Geburtsmechanismus bei vorderer Hinterhauptslage

Der Kopf des Kindes und der nachfolgende Körper müssen sich während des Geburtsvorganges an die anatomischen Verhältnisse des Beckens anpassen. Da der Beckeneingang queroval ist, stellt sich der Kopf quer ein und der Rücken zeigt nach außen. Beim Tiefertreten muss das Kind zwei Drehungen ausführen.

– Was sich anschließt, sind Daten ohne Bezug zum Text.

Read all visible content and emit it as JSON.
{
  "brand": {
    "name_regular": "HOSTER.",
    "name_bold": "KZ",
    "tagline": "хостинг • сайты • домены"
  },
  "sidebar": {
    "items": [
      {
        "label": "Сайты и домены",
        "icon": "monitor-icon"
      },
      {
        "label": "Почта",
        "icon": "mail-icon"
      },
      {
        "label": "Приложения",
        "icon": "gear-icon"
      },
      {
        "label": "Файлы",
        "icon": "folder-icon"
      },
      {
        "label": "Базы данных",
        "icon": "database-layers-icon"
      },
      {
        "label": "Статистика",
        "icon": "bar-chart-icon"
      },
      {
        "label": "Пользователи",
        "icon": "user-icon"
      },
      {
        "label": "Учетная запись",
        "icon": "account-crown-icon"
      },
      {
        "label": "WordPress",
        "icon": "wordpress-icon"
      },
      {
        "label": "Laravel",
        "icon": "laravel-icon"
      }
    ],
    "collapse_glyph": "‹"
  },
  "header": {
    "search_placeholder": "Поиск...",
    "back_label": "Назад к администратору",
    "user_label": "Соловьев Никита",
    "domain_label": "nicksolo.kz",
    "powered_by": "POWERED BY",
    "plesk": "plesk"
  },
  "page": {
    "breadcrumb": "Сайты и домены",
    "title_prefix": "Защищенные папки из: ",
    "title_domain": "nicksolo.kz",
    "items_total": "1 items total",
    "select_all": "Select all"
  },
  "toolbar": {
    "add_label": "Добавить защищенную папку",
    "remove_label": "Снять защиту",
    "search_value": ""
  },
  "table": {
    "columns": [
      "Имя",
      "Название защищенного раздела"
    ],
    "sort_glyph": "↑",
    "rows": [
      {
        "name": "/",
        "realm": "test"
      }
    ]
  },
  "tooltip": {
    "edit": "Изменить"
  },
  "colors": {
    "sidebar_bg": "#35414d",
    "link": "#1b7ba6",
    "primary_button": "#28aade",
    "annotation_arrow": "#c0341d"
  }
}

Beim Durchtritt durch die kreisförmige Beckenhöhle beugt sich der Kopf zunehmend auf die Brust. Der Kopfumfang wird dadurch geringer. Das Kind dreht sich um 90 Grad, sodass der Rücken und das Hinterhaupt nach vorne in Richtung Schambein zeigen (erste Drehung). Das Hinterhaupt wird zum tiefsten Punkt.

Beim Austritt aus dem längsovalen Beckenausgang streckt sich der Kopf des Kindes zunehmend. Das mütterliche Schambein dient als Anstemmpunkt. Es werden nacheinander Hinterhaupt, Vorderhaupt, Stirn, Gesicht und Kinn über dem Damm geboren. Zu diesem Zeitpunkt passen die Schultern genau in den querovalen Beckeneingang hinein.

Zur Geburt der Schultern muss eine weitere 90-Grad-Drehung erfolgen, damit diese am Beckenausgang längs stehen (zweite Drehung). Das Kind dreht sich meistens in die ursprüngliche Stellung zurück. Von außen sichtbar ist die äußere Drehung des Kopfes auf die Seite. Schließlich werden zuerst die vordere, dann die hintere Schulter und der Körper des Babys geboren.